Таня слушала короткие гудки, чувствуя себя слишком благополучной и потому виноватой: она никогда не спала на лестничной клетке! И не напоминала скелет из кабинета биологии. И не носила такие грязные рваные вещи. И не боялась матери. И не считала уличного злобного пса единственным близким существом. И не…
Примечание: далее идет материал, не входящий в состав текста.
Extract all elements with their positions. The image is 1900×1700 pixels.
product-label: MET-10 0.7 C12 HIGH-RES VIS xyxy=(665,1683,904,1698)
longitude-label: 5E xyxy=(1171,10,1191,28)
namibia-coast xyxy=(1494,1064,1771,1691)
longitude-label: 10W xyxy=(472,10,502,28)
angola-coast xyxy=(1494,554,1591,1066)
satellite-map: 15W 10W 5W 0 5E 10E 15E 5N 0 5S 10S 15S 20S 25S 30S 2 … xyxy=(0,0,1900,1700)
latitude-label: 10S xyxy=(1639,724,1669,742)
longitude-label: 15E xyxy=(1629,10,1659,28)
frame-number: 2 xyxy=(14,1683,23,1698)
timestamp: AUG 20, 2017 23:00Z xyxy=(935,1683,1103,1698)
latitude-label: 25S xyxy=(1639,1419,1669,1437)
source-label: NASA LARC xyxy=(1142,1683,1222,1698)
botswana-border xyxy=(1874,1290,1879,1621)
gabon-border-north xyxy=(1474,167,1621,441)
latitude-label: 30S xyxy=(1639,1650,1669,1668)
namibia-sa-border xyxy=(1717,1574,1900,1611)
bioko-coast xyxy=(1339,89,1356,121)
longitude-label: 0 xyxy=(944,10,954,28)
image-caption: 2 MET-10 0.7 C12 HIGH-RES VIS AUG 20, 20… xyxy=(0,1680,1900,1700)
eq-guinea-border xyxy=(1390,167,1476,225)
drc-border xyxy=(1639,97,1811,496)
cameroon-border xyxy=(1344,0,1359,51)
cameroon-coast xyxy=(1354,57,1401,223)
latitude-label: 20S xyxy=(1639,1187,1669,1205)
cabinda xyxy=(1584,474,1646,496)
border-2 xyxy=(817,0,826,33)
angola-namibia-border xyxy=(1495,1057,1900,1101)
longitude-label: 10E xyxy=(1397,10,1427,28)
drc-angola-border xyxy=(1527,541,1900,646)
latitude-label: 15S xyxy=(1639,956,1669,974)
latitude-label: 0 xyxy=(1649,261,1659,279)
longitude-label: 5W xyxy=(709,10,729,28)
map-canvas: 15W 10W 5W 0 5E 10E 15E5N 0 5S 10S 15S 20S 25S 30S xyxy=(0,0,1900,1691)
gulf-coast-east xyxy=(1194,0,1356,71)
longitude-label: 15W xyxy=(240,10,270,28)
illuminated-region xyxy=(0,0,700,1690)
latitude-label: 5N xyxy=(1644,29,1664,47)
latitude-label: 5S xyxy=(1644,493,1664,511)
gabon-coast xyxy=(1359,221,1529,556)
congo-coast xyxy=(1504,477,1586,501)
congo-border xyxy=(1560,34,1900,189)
Таня вздрогнула от неожиданности, услышав за спиной:
— Сашенька, вы уже освоились тут?
Она обернулась и прикусила нижнюю губу, чтоб не рассмеяться: такой изумленной стала физиономия Саулешкиного шефа, едва он рассмотрел ее лицо.
Векшегонов растерянно моргнул, но картина не изменилась. Вместо новой секретарши за столом — нет, прямо на столешнице! — сидела незнакомая девица в темных солнечных очках — это в помещении! — и невозмутимо вертела в руках телефонную трубку.
Довольно высокая, в модном брючном костюме, на ногах лаковые лодочки на шпильках…
— А где Саша? — пробормотал он.
— Вышла, — лаконично сказала девица и ослепительно улыбнулась. — Я за нее.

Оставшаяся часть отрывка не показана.